Why had he never a moment’s enjoyment of his own cleverness,
even? Terror and darkness, terror and darkness . . .’ John
Murry saw gaining a scholarship to Christ’s Hospital and then
to Oxford as his only way out, though the slog of study involved
‘the complete obliteration of [my] childhood’. He emerged
a nervous, insecure, guilt-ridden young man with ‘a devouring
desire to love and be loved’. Unfortunately the spirit of
his father - the penny pinching, joyless bank-clerk was firmly lodged
in Murry’s soul.
Throughout his life, women were attracted to Murry’s
vulnerability and the sadness they could perceive at the core of
his personality. Katherine was no exception. She was drawn to him
by the secret tragedies in her own life - some of which (like the
story of her baby) were never told to him. But within two years
of their first meeting, an utterly disillusioned Katherine had left
Murry twice, though she always went back. He appears in her stories
again and again, weak, ineffectual but well meaning - the ‘Man
without a Temperament’ and ‘Je ne Parle pas Francais’.
Part of the problem was that, while she lived with
Murry, Katherine found writing extremely difficult. After the early
success with In a German Pension, ill-health and personal troubles
as well as her unsatisfactory relationship and the need to earn
her own living, restricted her ability to write anything but a few
short sketches, reviews and literary journalism. She was relatively
unknown outside a small circle where she was regarded as promising,
but her potential as yet unrealised. This aggravated Katherine.

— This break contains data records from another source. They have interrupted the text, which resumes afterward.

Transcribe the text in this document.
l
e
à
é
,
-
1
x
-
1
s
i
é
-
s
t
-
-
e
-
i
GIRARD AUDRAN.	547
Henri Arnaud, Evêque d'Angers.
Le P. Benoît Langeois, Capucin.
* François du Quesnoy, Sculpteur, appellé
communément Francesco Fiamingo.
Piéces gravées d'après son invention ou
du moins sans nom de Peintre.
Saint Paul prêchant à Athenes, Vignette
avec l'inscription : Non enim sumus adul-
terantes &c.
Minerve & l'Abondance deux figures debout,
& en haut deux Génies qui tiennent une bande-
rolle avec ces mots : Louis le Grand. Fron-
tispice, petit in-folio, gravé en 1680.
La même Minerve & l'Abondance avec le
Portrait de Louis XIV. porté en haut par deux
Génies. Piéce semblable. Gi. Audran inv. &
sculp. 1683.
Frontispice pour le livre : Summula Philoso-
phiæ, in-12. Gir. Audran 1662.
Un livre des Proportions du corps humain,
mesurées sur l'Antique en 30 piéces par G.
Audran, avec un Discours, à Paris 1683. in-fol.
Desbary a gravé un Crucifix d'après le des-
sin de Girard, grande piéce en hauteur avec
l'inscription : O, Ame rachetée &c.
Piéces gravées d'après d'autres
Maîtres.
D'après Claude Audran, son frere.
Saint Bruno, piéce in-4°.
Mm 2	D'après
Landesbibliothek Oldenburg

After one dinner party with Virginia Woolf and her literary friends
Katherine said she had felt all evening as if she wanted to jump
up and shout ‘I, too, write a little!’ It was John Murry
who was seen as the important ‘man of letters’; a career
writer, editing weighty periodicals, churning out critical essays
and biographies as well as a series of turgid novels, and expecting
Katherine to support him - emotionally and sometimes financially.
‘Art is absolutely self-development’ Katherine observed,
but for women it was ‘the hopelessly insipid doctrine that
love is the only thing in the world, taught, hammered into women,
from generation to generation, which hampers us so cruelly.’
Yet she was unable to prevent herself from falling into the trap,
walking about ‘with a mind full of ghosts and saucepans and
primus stoves’ and Middleton Murry calling from the back room
‘Tig, isn't there going to be tea?’ Katherine coped
with the help of a devoted female friend, Ida Baker, the woman Katherine
referred to as her ‘wife’ and nicknamed L.M. It was
Ida who cared for Katherine after she was diagnosed with TB shortly
before her marriage in 1918. Ida accompanied her to France and Switzerland
where Katherine spent long periods as her health deteriorated.
For the last five years of Katherine’s life
- even after their marriage - the Murrys often lived apart and communicated
by letter. They got on better that way. Theirs was a relationship
constructed from words on paper across vast absences necessitated
by Katherine’s ill-health and their mutually incompatible
temperaments. When they lived together, their attempts at intimacy
always foundered because the reality of their relationship could
never bear comparison with the fictional entity they had created
in their letters. There was also the invidious presence of the essential
Ida. They were both unfaithful, but clung together like survivors
of a shipwreck. For ten years, until Katherine’s death, they
wrote to each other almost every day and both kept detailed journals.